En la misa de cierre, el domingo 5, el arzobispo de Buenos Aires, Jorge García Cuerva, dió un mensaje sobre la situación del país y apuntó contra la pobreza, el narcotráfico y la situación de los jubilados y discapacitados. “Hay muchos hermanos en nuestro país que ya no tienen fuerza, que no encuentran sentido al camino y han detenido su marcha. Les pesa demasiado la pobreza, las consecuencias del narco, las enfermedades, la soledad“.
En medio del escándalo por José Luis Espert, Fred Machado y los vínculos con el narcotráfico, el arzobispo citó al Papa Francisco y destacó que la esperanza nace del amor y del encuentro. “Caminamos por los que no dan más, por nuestros abuelos, por nuestros adolescentes atravesados por la droga y el alcohol, por los que perdieron un ser querido víctima de la violencia, por los pobres, por los niños, por los discapacitados, por las familias, por los que buscan trabajo, por nuestros sueños e ideales. En definitiva, caminamos por nuestra patria”.

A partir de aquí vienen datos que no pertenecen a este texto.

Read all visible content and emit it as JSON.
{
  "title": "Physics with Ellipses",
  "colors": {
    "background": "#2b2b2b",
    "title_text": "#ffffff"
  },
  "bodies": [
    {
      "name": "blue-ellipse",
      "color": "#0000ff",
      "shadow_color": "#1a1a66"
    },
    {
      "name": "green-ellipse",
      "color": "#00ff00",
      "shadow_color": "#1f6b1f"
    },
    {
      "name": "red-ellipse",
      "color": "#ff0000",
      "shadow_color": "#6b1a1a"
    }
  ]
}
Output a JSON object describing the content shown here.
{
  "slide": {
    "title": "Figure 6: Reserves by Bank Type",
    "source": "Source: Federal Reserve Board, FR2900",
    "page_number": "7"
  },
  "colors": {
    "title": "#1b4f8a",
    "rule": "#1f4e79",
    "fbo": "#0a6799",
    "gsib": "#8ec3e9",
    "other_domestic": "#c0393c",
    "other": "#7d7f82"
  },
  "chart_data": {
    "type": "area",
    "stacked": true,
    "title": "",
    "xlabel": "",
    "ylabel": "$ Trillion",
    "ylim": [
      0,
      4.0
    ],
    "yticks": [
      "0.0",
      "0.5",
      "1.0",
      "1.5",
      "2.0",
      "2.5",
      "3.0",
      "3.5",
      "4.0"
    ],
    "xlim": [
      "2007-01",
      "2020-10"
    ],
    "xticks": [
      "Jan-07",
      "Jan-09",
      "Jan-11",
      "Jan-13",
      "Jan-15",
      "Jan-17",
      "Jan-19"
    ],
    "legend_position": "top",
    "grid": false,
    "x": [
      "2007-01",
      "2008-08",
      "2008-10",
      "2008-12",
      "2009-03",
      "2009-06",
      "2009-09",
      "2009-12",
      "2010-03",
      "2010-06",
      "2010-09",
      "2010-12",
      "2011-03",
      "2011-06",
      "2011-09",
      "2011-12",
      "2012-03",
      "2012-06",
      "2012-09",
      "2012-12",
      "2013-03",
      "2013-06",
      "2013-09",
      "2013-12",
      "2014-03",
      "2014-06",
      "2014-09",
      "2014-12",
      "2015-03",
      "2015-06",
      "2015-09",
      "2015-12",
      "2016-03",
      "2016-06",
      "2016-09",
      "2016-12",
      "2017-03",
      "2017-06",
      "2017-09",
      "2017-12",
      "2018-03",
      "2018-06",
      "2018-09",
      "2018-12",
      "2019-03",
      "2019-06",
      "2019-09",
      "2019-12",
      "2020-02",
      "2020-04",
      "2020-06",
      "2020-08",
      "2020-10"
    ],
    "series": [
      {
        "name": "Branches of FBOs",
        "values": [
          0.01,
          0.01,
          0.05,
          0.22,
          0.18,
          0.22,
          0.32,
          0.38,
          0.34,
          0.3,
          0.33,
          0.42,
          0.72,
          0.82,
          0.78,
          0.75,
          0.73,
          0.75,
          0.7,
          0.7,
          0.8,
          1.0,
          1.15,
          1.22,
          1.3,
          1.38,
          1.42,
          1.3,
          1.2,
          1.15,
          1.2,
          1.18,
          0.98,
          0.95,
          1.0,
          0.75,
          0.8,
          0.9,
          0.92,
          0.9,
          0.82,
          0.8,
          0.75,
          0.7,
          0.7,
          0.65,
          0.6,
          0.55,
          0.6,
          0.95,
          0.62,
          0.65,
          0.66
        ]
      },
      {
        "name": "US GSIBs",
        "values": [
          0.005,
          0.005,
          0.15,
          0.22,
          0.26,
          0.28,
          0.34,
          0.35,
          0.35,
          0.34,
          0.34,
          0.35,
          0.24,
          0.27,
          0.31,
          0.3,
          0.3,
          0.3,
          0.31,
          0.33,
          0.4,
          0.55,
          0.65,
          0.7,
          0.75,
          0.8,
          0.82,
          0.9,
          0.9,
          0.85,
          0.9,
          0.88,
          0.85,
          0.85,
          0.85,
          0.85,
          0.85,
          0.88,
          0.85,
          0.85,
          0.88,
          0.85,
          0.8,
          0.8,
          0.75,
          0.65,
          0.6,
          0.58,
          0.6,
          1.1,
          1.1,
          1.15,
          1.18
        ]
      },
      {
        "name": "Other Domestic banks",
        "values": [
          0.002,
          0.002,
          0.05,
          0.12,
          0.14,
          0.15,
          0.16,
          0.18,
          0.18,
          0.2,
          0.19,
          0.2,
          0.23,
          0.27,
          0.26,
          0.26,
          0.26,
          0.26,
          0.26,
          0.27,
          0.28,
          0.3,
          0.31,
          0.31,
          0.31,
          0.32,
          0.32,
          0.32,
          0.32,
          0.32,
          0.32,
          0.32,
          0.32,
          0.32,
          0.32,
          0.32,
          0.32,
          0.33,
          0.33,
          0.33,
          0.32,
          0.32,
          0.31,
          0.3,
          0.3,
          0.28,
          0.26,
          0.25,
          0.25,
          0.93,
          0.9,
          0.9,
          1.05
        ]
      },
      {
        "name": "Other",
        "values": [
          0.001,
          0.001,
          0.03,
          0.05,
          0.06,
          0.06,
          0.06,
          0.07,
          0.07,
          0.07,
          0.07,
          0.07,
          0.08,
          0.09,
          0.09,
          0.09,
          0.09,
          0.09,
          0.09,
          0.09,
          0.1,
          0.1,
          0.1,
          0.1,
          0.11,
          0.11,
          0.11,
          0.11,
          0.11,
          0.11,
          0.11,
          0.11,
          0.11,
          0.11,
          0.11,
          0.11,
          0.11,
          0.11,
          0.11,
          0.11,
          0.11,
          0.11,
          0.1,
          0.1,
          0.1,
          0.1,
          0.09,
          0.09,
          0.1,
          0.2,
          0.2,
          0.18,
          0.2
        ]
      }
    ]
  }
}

La peregrinación honró su edición consecutiva número 51. Miles de fieles han depositado sus deseos, sus intenciones y sus sueños a la querida Virgen de Luján, Madre y patrona del pueblo argentino, y ahora esperan que sean cumplidos. Es una de las manifestaciones de fe más grandes del país. Es más que un pedido: es una expresión donde se entrega el cuerpo, se renueva el culto y se defiende la esperanza.